Jesus is the King of Princes and Paupers

Driving south down Highway 61, through the heart of the Mississippi Delta, it’s easy to see why the land named the music to which it gave birth is “the blues.” The impossibly flat stretch of Northwest Mississippi is often referred to as America’s Breadbasket. Fields of cotton, soybeans, and corn wave at you as you go by.

About ten miles north of Cleveland, MS, a large green sign appears on your right pointing the way to Mound Bayou. A tiny speck on the landscape, Mount Bayou was founded in the late 1800’s by former slave Isaiah Montgomery, its first mayor. Of its almost 1,000 residents, none are white.

I am on my regular campus visit to Delta State University in Cleveland. My car has two passengers, RUF students giving me directions as we head towards town. Asia and Artis direct me just off the highway to a smallish community center. Clean and functional, we will spend the next two hours together serving children in an after-school program begun by friends of RUF at Delta State. 

The director points me to a table halfway back. Two 3rd grade girls sit at computers working through their social studies worksheets. I introduce myself and find out their names are LaTasha and Jaihda. It takes a while to make good eye contact. I’m aware that I’m not the only occasional volunteer who’s been here before. The other RUF student volunteers are getting a better reception. They come here often.

LaTasha and Jaihda are extremely bright. They hardly miss any of their social studies questions. LaTasha speaks directly to me first, asking me to get new worksheets. “You have to pick them out for us.” The folder I search through is full of papers on state capitals, farming vocabulary (of course), and chocolate production. They are giddy when I choose the worksheet on chocolate. I had broken through.

Soon, both girls were telling their stories of school and family, of their thankfulness for the after-school program, of their friends who make them laugh incessantly. They are, after all, just little girls. I try hard to see the world through their eyes. I sigh a bit as they pepper me with questions about the cocoa plant. You don’t have to be a social scientist to realize that both of these women will struggle mightily to make it out of here. Poverty is sticky. Once you’re in, it’s not easy to get out.

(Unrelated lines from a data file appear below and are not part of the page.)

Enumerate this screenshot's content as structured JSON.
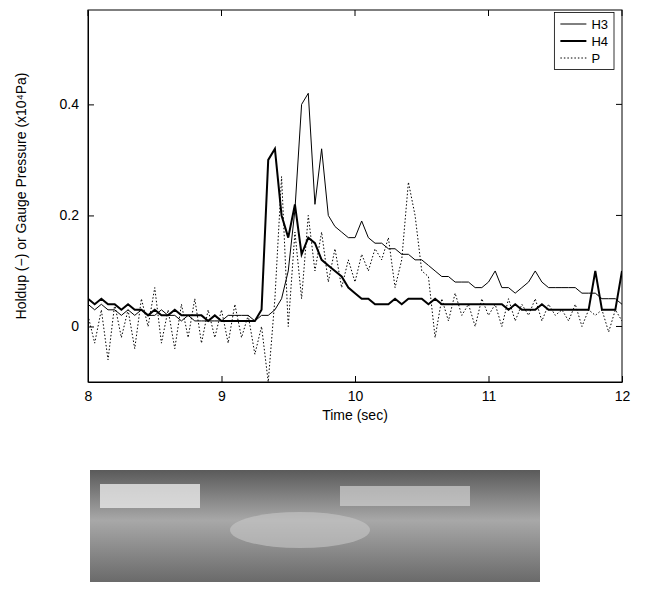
{
  "chart_data": {
    "type": "line",
    "x_label": "Time (sec)",
    "y_label": "Holdup (−) or Gauge Pressure (x10⁴Pa)",
    "xlim": [
      8,
      12
    ],
    "xticks": [
      8,
      9,
      10,
      11,
      12
    ],
    "ylim": [
      -0.1,
      0.57
    ],
    "yticks": [
      0,
      0.2,
      0.4
    ],
    "legend": "upper right",
    "x": [
      8,
      8.05,
      8.1,
      8.15,
      8.2,
      8.25,
      8.3,
      8.35,
      8.4,
      8.45,
      8.5,
      8.55,
      8.6,
      8.65,
      8.7,
      8.75,
      8.8,
      8.85,
      8.9,
      8.95,
      9,
      9.05,
      9.1,
      9.15,
      9.2,
      9.25,
      9.3,
      9.35,
      9.4,
      9.45,
      9.5,
      9.55,
      9.6,
      9.65,
      9.7,
      9.75,
      9.8,
      9.85,
      9.9,
      9.95,
      10,
      10.05,
      10.1,
      10.15,
      10.2,
      10.25,
      10.3,
      10.35,
      10.4,
      10.45,
      10.5,
      10.55,
      10.6,
      10.65,
      10.7,
      10.75,
      10.8,
      10.85,
      10.9,
      10.95,
      11,
      11.05,
      11.1,
      11.15,
      11.2,
      11.25,
      11.3,
      11.35,
      11.4,
      11.45,
      11.5,
      11.55,
      11.6,
      11.65,
      11.7,
      11.75,
      11.8,
      11.85,
      11.9,
      11.95,
      12
    ],
    "series": [
      {
        "name": "H3",
        "color": "#000000",
        "line_style": "solid",
        "values": [
          0.04,
          0.03,
          0.04,
          0.03,
          0.03,
          0.02,
          0.03,
          0.02,
          0.03,
          0.02,
          0.02,
          0.03,
          0.02,
          0.02,
          0.01,
          0.02,
          0.01,
          0.01,
          0.01,
          0.01,
          0.01,
          0.02,
          0.02,
          0.02,
          0.02,
          0.01,
          0.02,
          0.02,
          0.03,
          0.05,
          0.1,
          0.21,
          0.4,
          0.42,
          0.22,
          0.32,
          0.2,
          0.18,
          0.17,
          0.16,
          0.16,
          0.19,
          0.16,
          0.15,
          0.15,
          0.14,
          0.14,
          0.13,
          0.13,
          0.12,
          0.12,
          0.11,
          0.1,
          0.09,
          0.09,
          0.08,
          0.08,
          0.08,
          0.07,
          0.07,
          0.08,
          0.1,
          0.07,
          0.07,
          0.06,
          0.07,
          0.08,
          0.1,
          0.08,
          0.07,
          0.07,
          0.07,
          0.07,
          0.07,
          0.06,
          0.06,
          0.06,
          0.05,
          0.05,
          0.05,
          0.04
        ]
      },
      {
        "name": "H4",
        "color": "#000000",
        "line_style": "thick",
        "values": [
          0.05,
          0.04,
          0.05,
          0.04,
          0.04,
          0.03,
          0.04,
          0.03,
          0.03,
          0.02,
          0.03,
          0.02,
          0.02,
          0.03,
          0.02,
          0.02,
          0.02,
          0.02,
          0.01,
          0.02,
          0.01,
          0.01,
          0.01,
          0.01,
          0.01,
          0.01,
          0.03,
          0.3,
          0.32,
          0.2,
          0.16,
          0.22,
          0.13,
          0.16,
          0.15,
          0.12,
          0.11,
          0.1,
          0.09,
          0.07,
          0.06,
          0.05,
          0.05,
          0.04,
          0.04,
          0.04,
          0.05,
          0.04,
          0.05,
          0.05,
          0.05,
          0.04,
          0.05,
          0.04,
          0.04,
          0.04,
          0.04,
          0.04,
          0.04,
          0.04,
          0.04,
          0.04,
          0.04,
          0.03,
          0.04,
          0.03,
          0.03,
          0.03,
          0.04,
          0.03,
          0.03,
          0.03,
          0.03,
          0.03,
          0.03,
          0.03,
          0.1,
          0.03,
          0.03,
          0.03,
          0.1
        ]
      },
      {
        "name": "P",
        "color": "#000000",
        "line_style": "dotted",
        "values": [
          0.02,
          -0.03,
          0.03,
          -0.06,
          0.04,
          -0.02,
          0.03,
          -0.04,
          0.05,
          0,
          0.07,
          -0.03,
          0.03,
          -0.04,
          0.04,
          -0.02,
          0.05,
          -0.03,
          0.03,
          -0.02,
          0.03,
          -0.03,
          0.04,
          -0.02,
          0.02,
          -0.05,
          0,
          -0.1,
          0.05,
          0.27,
          0,
          0.17,
          0.05,
          0.2,
          0.1,
          0.17,
          0.08,
          0.14,
          0.07,
          0.12,
          0.08,
          0.13,
          0.1,
          0.14,
          0.12,
          0.16,
          0.07,
          0.12,
          0.26,
          0.2,
          0.1,
          0.09,
          -0.02,
          0.05,
          0.01,
          0.06,
          0.02,
          0.04,
          0,
          0.05,
          0.02,
          0.04,
          0,
          0.05,
          0.01,
          0.04,
          0.02,
          0.05,
          0.01,
          0.04,
          0.02,
          0.03,
          0.01,
          0.04,
          0,
          0.03,
          0.02,
          0.03,
          -0.01,
          0.03,
          0.01
        ]
      }
    ]
  }
}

At least not for people growing up in this place.

The whole scene starts to work on me: what am I doing here? I look around the room at the six or so RUF students, all African American, who have joined us this afternoon, as they do every Thursday afternoon, to help this community. It’s not much, but they know the children, they are their cheerleaders, even pray with them when their story turns sad. The campus minister has his back to me but he’s walking through a sixth grader’s math homework.

Jesus said we would find him among the “least of these.” If he wasn’t talking about Mound Bayou, MS, then I don’t know anything about the Bible. It occurs to me in a flash: RUF is located on 150 campuses all across the country. I think about the urban elitism of Columbia University and Eric Lipscomb. I picture Matt Howell preaching to hundreds of college students at the University of Tennessee in Knoxville. I imagine Stanford University in the heart of Silicon Valley and Britton Wood’s dynamic work in an incredibly secular environment. All of these men and the works God is doing through them inspire me.

However, I realize that it is this, THIS place that gives me the clearest glimpse into the Kingdom of God. The Gospel of the Lordship of Jesus is transformational in the lives of college students in all kinds of environments, all kinds of backgrounds, all kinds of families. It cuts through the rebellion of younger brothers and older brothers alike, bringing down strongholds set up against the knowledge of God. It is for rich kids, poor kids, proud kids, heartbroken kids, kids newly in love, and kids deeply depressed. How is it possible that the same Gospel that speaks to a skeptical, New York Ivy Leaguer also moves an African American, lifelong Mississippi Delta student to sit with the forgotten of this world, and lead them to Jesus over spelling homework?

What else could send these RUF Delta State students into the heart of incarnated, institutional poverty than the transformational Gospel of Jesus? Jesus is King of prince and pauper alike. 

There are few greater privileges this Area Coordinator for RUF gets than a front row seat for the expansion of tomorrow’s church. And everyone of us, from campus minister to intern to staff to an office worker, are richer for the view.